Sushi

sushi 600

They were sitting cross-legged at the low table waiting for the waiter to take the man’s credit card. They had been waiting for a long time and no waiter had appeared and now the man’s legs had fallen asleep.

“I don’t even know how you feel about me,” she said.
“I think you don’t know how to feel about anyone,” she added.
The man poked a chopstick into a mound of green wasabi.
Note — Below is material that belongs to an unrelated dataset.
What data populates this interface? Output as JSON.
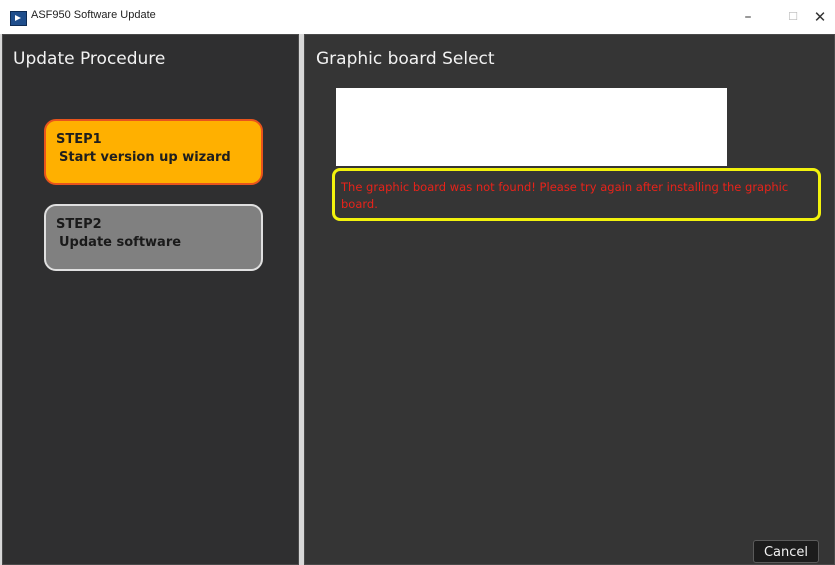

There was still no waiter. He took out his wallet and counted out enough cash to pay the bill. He had only dollar bills and they made a large pile on the plastic lacquered tray that held the bill. The money was the same color as the wasabi. He put his credit card back in his wallet and started to get up. But his legs were asleep and he hadn’t gotten a receipt. He needed a receipt.
“Come on. Say something,” she said. “Say anything.”
He looked at her. “Do you know how many times we have had this conversation? We’ve had this conversation eighty times.”
She walked on her knees across the tatami mats. She knocked the lacquered tray off the low table. For a moment there were dollar bills everywhere.
The man pressed his hands to his temples. There were grains of rice and pieces of dead fish on the table in front of him. “Eighty times. I have counted.”
She sat on the edge of the mat to put on her shoes. The man gathered the dollar bills wearily. “Eighty times, God damn it.”
The customers in the restaurant were looking at them. “On Wednesday it was 78. On Friday, 79.” The man’s hands were filled with dollar bills. “And now 80. Eighty God damn times.”
“It’s the last time we will have this conversation,” she said as she left.
The man sat at the table by himself. The dollar bills were soggy with soy sauce. A lone grain of rice had fallen on the polished wooden floor next to the mats. He picked up one of his shoes and smacked the grain of rice as if it were an insect. “Christ,” he said shaking his head, “eighty times. I counted them. I counted every God damn one.”